In-Situ Generation of CO2 to Eliminate the Problem of Gravity Override in EOR of Carbonate Reservoirs

Abstract

Abstract Carbon dioxide (CO2) injection into hydrocarbon reservoir is reported by many researchers to be one of the best enhanced oil recovery techniques. CO2 for enhanced oil recovery has favorable characteristics such as miscibility between CO2 and oil under most reservoir conditions, intermediate component extraction and heavy oil viscosity reduction which is named CO2 flooding process. As a result of viscous fingering and gravity override, sweep efficiency decreases and significant amounts of oil are left behind during CO2 flooding. Foaming was used to increase the injected CO2 viscosity but a lot of problems were encountered with the foaming agents such as stability and thermal stability, etc. In this paper we will introduce a new method of generating CO2 in-situ in carbonate reservoirs during enhanced oil recovery processes. The generation process includes the injection of low pH HEDTA or EDTA chelating agents followed by sea water, high pH chelating agents, or low salinity water. First the low pH chelating agent will react with the carbonate rock and produce CO2 that will diffuse to the oil and increases the oil mobility and in turn more oil will be produced. The chelating agents used are H2Na2EDTA (pH = 4.5), H3HEDTA (pH = 2.5), and H2NaHEDTA (pH = 4). The acid part which contains the hydrogen ions will attack the carbonate rock and produce CO2 that will increase the oil recovery, and then the high pH chelating agent or even sea water can be used to displace the low pH chelating agent and CO2. The experimental results showed that about 90% of the oil in place was recovered from the carbonate cores without using of surfactants or any other additives.
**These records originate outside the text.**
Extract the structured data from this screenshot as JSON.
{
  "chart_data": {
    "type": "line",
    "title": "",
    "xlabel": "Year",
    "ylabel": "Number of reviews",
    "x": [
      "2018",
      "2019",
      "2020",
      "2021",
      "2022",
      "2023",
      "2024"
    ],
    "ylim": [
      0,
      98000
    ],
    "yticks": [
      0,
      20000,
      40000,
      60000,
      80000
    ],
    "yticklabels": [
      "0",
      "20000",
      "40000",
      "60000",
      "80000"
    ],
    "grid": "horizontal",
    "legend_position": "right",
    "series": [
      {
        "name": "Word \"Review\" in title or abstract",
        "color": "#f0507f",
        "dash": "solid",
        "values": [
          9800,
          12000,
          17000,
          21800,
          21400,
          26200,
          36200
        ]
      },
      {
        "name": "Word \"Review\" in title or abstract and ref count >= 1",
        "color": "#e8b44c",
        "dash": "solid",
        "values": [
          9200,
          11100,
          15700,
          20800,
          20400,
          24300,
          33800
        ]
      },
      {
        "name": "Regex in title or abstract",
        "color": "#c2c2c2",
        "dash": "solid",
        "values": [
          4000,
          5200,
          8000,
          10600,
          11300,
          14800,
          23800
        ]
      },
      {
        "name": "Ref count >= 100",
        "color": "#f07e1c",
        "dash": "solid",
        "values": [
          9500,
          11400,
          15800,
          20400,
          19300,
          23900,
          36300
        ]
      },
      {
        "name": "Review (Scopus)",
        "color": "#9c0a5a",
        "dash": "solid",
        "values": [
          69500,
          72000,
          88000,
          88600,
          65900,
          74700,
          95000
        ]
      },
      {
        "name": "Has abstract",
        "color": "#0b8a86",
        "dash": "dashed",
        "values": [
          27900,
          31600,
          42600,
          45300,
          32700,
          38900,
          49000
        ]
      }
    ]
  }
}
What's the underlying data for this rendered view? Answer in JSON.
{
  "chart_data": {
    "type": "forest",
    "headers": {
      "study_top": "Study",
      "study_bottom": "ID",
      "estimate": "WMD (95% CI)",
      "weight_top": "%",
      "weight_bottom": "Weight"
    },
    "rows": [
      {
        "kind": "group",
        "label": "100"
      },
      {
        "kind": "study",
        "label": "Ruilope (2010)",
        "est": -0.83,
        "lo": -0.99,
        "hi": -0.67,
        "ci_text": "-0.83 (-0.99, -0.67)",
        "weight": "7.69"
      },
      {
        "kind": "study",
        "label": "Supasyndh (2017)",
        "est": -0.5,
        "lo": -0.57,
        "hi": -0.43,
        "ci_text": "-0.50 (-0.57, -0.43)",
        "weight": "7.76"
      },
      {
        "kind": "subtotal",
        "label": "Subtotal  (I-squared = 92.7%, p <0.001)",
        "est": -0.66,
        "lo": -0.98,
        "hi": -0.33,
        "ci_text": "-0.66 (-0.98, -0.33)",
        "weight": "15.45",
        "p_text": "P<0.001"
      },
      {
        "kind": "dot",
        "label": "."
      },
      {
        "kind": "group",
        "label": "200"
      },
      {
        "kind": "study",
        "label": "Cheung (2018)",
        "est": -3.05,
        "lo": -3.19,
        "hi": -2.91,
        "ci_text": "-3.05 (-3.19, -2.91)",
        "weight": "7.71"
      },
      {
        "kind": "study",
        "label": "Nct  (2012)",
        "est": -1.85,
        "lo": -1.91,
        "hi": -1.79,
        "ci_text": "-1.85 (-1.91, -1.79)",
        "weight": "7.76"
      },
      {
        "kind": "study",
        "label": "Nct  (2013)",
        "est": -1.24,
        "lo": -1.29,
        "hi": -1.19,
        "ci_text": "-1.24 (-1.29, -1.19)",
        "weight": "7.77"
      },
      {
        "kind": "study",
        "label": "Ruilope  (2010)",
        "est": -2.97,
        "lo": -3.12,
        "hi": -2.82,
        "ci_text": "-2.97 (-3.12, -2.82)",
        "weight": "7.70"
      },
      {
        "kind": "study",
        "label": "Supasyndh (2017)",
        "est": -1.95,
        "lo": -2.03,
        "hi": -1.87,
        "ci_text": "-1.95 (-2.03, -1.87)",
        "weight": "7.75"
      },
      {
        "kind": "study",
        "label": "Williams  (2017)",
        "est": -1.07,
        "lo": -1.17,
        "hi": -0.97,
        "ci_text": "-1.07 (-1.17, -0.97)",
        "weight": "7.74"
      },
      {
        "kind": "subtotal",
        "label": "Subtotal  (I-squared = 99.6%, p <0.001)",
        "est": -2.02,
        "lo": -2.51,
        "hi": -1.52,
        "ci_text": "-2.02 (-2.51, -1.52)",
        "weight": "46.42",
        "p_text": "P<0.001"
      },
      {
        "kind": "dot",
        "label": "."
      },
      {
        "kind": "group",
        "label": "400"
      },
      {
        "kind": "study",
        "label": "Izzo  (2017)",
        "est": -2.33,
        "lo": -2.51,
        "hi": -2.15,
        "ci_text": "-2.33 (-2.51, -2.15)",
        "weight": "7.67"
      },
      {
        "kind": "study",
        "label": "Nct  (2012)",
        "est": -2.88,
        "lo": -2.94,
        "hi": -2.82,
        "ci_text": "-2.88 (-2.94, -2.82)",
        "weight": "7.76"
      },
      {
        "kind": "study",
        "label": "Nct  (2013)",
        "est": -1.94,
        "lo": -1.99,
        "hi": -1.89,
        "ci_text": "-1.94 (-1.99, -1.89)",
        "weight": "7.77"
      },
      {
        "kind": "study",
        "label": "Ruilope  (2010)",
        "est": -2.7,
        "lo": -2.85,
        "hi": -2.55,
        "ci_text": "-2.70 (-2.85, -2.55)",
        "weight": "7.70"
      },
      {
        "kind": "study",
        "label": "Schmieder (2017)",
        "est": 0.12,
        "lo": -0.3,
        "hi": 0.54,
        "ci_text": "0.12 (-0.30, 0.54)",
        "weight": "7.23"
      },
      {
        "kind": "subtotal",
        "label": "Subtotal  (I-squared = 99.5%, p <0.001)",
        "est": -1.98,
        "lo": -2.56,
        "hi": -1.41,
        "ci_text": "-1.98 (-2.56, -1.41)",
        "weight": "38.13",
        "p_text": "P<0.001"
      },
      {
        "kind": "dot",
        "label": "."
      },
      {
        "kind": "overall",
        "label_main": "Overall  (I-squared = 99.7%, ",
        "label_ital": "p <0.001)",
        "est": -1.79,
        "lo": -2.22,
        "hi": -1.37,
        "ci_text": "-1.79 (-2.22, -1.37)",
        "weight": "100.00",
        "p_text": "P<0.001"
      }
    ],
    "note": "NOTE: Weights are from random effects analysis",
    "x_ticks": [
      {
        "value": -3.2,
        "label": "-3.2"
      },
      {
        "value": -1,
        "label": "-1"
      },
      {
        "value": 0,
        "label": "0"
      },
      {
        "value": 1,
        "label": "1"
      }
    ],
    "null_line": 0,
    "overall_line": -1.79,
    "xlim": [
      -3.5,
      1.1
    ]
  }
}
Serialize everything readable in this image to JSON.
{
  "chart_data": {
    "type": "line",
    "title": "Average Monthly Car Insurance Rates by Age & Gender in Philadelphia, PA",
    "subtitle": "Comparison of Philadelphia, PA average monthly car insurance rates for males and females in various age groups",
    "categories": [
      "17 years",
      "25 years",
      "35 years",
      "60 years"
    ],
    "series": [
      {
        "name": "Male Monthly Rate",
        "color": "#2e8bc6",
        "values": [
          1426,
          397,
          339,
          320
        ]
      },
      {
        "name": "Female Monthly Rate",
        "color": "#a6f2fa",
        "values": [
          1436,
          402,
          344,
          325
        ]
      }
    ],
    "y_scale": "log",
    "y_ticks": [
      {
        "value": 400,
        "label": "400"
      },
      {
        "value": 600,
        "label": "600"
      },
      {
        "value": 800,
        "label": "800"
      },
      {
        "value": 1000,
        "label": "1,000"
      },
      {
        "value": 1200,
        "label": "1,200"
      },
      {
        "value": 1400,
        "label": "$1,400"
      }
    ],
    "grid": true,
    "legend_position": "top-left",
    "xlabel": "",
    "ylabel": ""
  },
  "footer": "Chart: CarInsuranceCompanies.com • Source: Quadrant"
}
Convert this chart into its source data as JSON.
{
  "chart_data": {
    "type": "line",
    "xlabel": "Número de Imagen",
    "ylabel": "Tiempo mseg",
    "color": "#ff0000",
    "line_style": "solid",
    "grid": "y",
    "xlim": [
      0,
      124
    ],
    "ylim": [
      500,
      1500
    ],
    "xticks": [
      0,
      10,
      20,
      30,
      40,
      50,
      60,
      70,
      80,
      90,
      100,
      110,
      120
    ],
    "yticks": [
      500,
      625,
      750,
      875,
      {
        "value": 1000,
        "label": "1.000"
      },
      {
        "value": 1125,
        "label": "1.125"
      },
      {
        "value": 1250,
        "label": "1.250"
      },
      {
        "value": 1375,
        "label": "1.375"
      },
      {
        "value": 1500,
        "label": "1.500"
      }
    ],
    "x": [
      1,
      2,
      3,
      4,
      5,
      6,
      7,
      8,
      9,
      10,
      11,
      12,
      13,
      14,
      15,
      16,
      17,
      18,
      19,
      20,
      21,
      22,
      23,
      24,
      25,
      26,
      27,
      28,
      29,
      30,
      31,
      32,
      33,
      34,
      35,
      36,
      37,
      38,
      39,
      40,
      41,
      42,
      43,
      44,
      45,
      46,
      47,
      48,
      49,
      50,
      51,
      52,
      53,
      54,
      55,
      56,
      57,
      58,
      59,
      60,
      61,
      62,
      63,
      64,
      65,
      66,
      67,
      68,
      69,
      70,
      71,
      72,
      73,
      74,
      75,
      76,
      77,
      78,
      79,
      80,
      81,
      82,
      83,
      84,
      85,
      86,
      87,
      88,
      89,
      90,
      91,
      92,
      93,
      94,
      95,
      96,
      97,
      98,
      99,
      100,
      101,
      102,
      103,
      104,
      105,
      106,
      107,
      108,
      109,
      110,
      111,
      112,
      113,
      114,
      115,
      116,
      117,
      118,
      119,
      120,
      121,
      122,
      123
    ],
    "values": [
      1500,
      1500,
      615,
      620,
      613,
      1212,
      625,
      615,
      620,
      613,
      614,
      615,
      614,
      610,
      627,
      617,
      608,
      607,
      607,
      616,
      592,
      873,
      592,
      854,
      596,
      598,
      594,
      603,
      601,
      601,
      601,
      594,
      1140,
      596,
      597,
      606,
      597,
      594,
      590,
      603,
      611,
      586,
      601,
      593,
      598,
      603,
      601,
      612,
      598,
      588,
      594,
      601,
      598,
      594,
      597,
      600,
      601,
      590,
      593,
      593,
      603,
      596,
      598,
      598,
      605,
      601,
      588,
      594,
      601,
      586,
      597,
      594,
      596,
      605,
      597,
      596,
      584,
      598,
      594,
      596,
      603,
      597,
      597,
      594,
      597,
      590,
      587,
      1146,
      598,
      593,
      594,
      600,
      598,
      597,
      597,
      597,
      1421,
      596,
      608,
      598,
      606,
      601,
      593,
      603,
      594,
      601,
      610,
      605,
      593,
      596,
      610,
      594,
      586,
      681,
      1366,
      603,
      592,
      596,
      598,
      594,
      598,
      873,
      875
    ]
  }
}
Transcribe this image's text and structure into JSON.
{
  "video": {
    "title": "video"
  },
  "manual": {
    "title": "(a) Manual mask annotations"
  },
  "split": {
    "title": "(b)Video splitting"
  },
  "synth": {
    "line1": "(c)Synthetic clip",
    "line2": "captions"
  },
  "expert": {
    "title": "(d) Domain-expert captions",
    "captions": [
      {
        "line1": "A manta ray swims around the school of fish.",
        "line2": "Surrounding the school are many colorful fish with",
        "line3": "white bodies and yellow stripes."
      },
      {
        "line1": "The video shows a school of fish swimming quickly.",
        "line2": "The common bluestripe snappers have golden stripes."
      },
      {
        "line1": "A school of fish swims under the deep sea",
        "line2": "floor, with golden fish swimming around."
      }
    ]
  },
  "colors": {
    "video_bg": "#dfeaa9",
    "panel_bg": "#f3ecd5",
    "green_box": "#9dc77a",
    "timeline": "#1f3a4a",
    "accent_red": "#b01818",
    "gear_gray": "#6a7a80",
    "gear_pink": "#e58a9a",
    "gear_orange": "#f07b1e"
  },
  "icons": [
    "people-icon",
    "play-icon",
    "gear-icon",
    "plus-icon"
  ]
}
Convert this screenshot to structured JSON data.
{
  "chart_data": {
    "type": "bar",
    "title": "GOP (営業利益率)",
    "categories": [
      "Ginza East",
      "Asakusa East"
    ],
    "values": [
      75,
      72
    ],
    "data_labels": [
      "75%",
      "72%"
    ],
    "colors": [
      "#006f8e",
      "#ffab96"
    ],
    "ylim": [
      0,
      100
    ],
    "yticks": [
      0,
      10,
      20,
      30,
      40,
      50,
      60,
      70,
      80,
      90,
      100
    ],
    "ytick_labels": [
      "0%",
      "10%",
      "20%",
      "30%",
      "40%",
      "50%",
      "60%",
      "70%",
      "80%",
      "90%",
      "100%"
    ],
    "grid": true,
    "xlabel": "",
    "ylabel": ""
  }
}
The new method will eliminate the problem of gravity override which is the main problem of CO2 EOR. The chelating agent can be placed in the whole reservoir by introducing a low reactive form of these chemicals or by encapsulating these chemicals to start reacting with the reservoir after the placement is complete. The reaction of the encapsulated chemicals can be triggered by temperature or any other triggering mechanism.